Over the years I have accumulated a growing pile of pliers, screwdrivers, wrenches, and other miscellaneous small tools. It long ago outgrew the little toolbox I have, turning into more of a tool pile or perhaps a tool dumping ground. I needed a new, bigger toolbox. Having recently built some new toys, namely a bending brake and spot welder, I knew I needed to build my own toolbox.
Actually, it was the other way around. I had the toolbox idea first. I built the brake and spotwelder because I thought they could help build the toolbox. And they did.
I gave myself a challenge on this project, to make the entire toolbox from reused and recycled materials. Not because I’m a cheap bas bargain hunter (I blame my dad’s thrifty Scottish upbringing… Hi Dad!), but because I’m really one of those eco-hipster tree huggers who wants to save my wallet the planet.
Design and Construction
The toolbox is 18.5 inches wide, by 13 inches high, by 13 inches deep (470 x 320 x 320 mm). I did not make extensive plans or calculations. Essentially, 18 inches was the largest size I could fit in the bending brake, because that was the size of metal I had when I built the brake. But it seemed like a good size, so I just went with it.
It has a hinged lid on the top, and four sliding drawers.
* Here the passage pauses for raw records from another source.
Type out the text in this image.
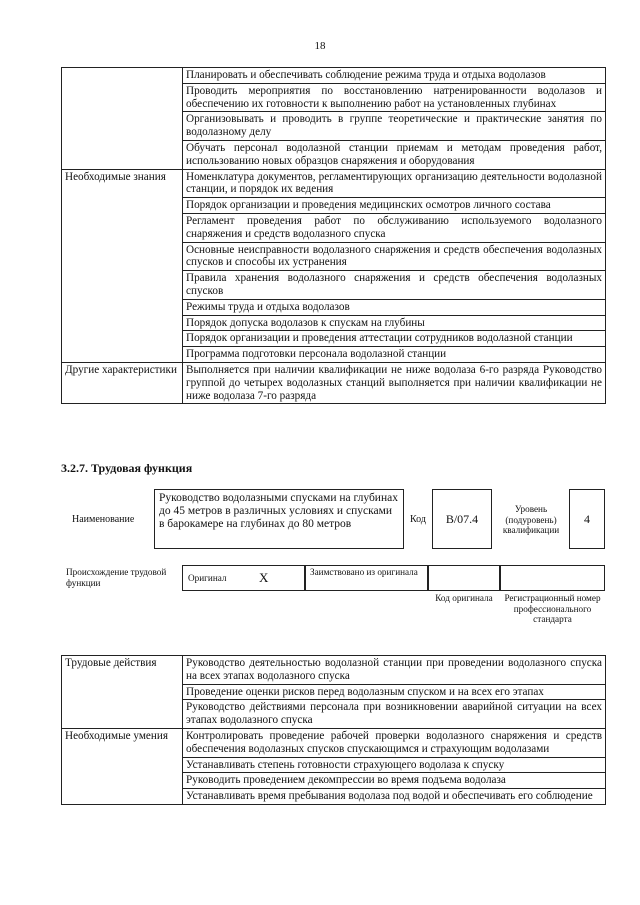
18
	Планировать и обеспечивать соблюдение режима труда и отдыха водолазов
	Проводить мероприятия по восстановлению натренированности водолазов и обеспечению их готовности к выполнению работ на установленных глубинах
	Организовывать и проводить в группе теоретические и практические занятия по водолазному делу
	Обучать персонал водолазной станции приемам и методам проведения работ, использованию новых образцов снаряжения и оборудования
Необходимые знания	Номенклатура документов, регламентирующих организацию деятельности водолазной станции, и порядок их ведения
	Порядок организации и проведения медицинских осмотров личного состава
	Регламент проведения работ по обслуживанию используемого водолазного снаряжения и средств водолазного спуска
	Основные неисправности водолазного снаряжения и средств обеспечения водолазных спусков и способы их устранения
	Правила хранения водолазного снаряжения и средств обеспечения водолазных спусков
	Режимы труда и отдыха водолазов
	Порядок допуска водолазов к спускам на глубины
	Порядок организации и проведения аттестации сотрудников водолазной станции
	Программа подготовки персонала водолазной станции
Другие характеристики	Выполняется при наличии квалификации не ниже водолаза 6-го разряда Руководство группой до четырех водолазных станций выполняется при наличии квалификации не ниже водолаза 7-го разряда
3.2.7. Трудовая функция
Наименование
Руководство водолазными спусками на глубинах до 45 метров в различных условиях и спусками в барокамере на глубинах до 80 метров	Код B/07.4
Уровень (подуровень) квалификации
4
Происхождение трудовой функции	Оригинал	X	Заимствовано из оригинала
Код оригинала	Регистрационный номер профессионального стандарта
Трудовые действия	Руководство деятельностью водолазной станции при проведении водолазного спуска на всех этапах водолазного спуска
	Проведение оценки рисков перед водолазным спуском и на всех его этапах
	Руководство действиями персонала при возникновении аварийной ситуации на всех этапах водолазного спуска
Необходимые умения	Контролировать проведение рабочей проверки водолазного снаряжения и средств обеспечения водолазных спусков спускающимся и страхующим водолазами
	Устанавливать степень готовности страхующего водолаза к спуску
	Руководить проведением декомпрессии во время подъема водолаза
	Устанавливать время пребывания водолаза под водой и обеспечивать его соблюдение
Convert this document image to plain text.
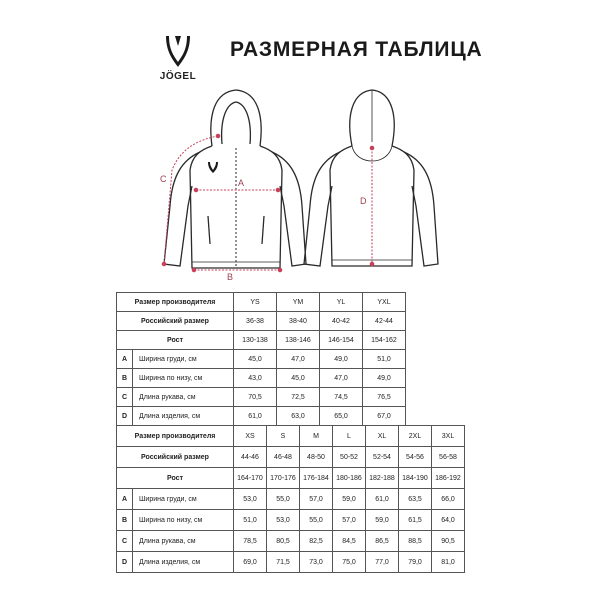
JÖGEL
РАЗМЕРНАЯ ТАБЛИЦА
A
B
C
D
Размер производителя		YS	YM	YL	YXL
Российский размер		36-38	38-40	40-42	42-44
Рост		130-138	138-146	146-154	154-162
A	Ширина груди, см	45,0	47,0	49,0	51,0
B	Ширина по низу, см	43,0	45,0	47,0	49,0
C	Длина рукава, см	70,5	72,5	74,5	76,5
D	Длина изделия, см	61,0	63,0	65,0	67,0
Размер производителя		XS	S	M	L	XL	2XL	3XL
Российский размер		44-46	46-48	48-50	50-52	52-54	54-56	56-58
Рост		164-170	170-176	176-184	180-186	182-188	184-190	186-192
A	Ширина груди, см	53,0	55,0	57,0	59,0	61,0	63,5	66,0
B	Ширина по низу, см	51,0	53,0	55,0	57,0	59,0	61,5	64,0
C	Длина рукава, см	78,5	80,5	82,5	84,5	86,5	88,5	90,5
D	Длина изделия, см	69,0	71,5	73,0	75,0	77,0	79,0	81,0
Each drawer has four roller bearings: two on the front of the frame, and two on the back of the drawer. Each drawer is 2.5 inches high (65mm).
The toolbox frame is made of angle-iron salvaged from bed frames, and arc-welded together. Each drawer has guide channels to ride on, with roller bearings.
I put a handle on each side of the box, with a cast aluminum mounting bracket. My buddies recommended that I add some artwork or a personal touch to the box, so I re-used a pattern with my name on it and made a simple open-faced sand casting to make the mounting brackets. I filed the edges square and drilled holes in the flanges to hold stiff bent-wire handles. I used steel rod from a broken baby stroller handle, and bent it with the propane torch.
All the materials in this toolbox were recycled, salvaged from other items.
|Frame||Bed frame angle iron (Yes, I know it’s actually steel)|
|Drawer body sheet metal||Refrigerator door skin|
|Drawer front face||PC case|
|Drawer roller bearings||Hard drive disk spindles|
|Sides and lid||PC case|
|Hinge pin wire||Bicycle spokes|
|Screws||Salvaged from other old disassembled stuff|
|Paint||Recycled oil (alkyd) paint from Habitat ReStore|
|Handle brackets||Aluminum from melted-down hard drive bodies and broken car wheels|
|Handles||Steel rod from baby stroller handle|
I painted it with recycled oil paint from the Habitat for Humanity ReStore. I’ve done this on several of my tool projects and it’s been great.
Alright, I have a confession to make. There were some things I had to purchase new. There are a few pop rivets holding part of the drawer slides together. That was before I finished the spot welder. Yeah, I’d like to see somebody figure out how to re-use pop rivets. Does that count? Yeah, I didn’t think so.
And I had to buy new welding rod. So there.
It may not be the most accurate, well-aligned toolbox in the world, but I had fun making it, and it is very satisfying to know it is one-of-a-kind. And free. I mean unique. Mostly.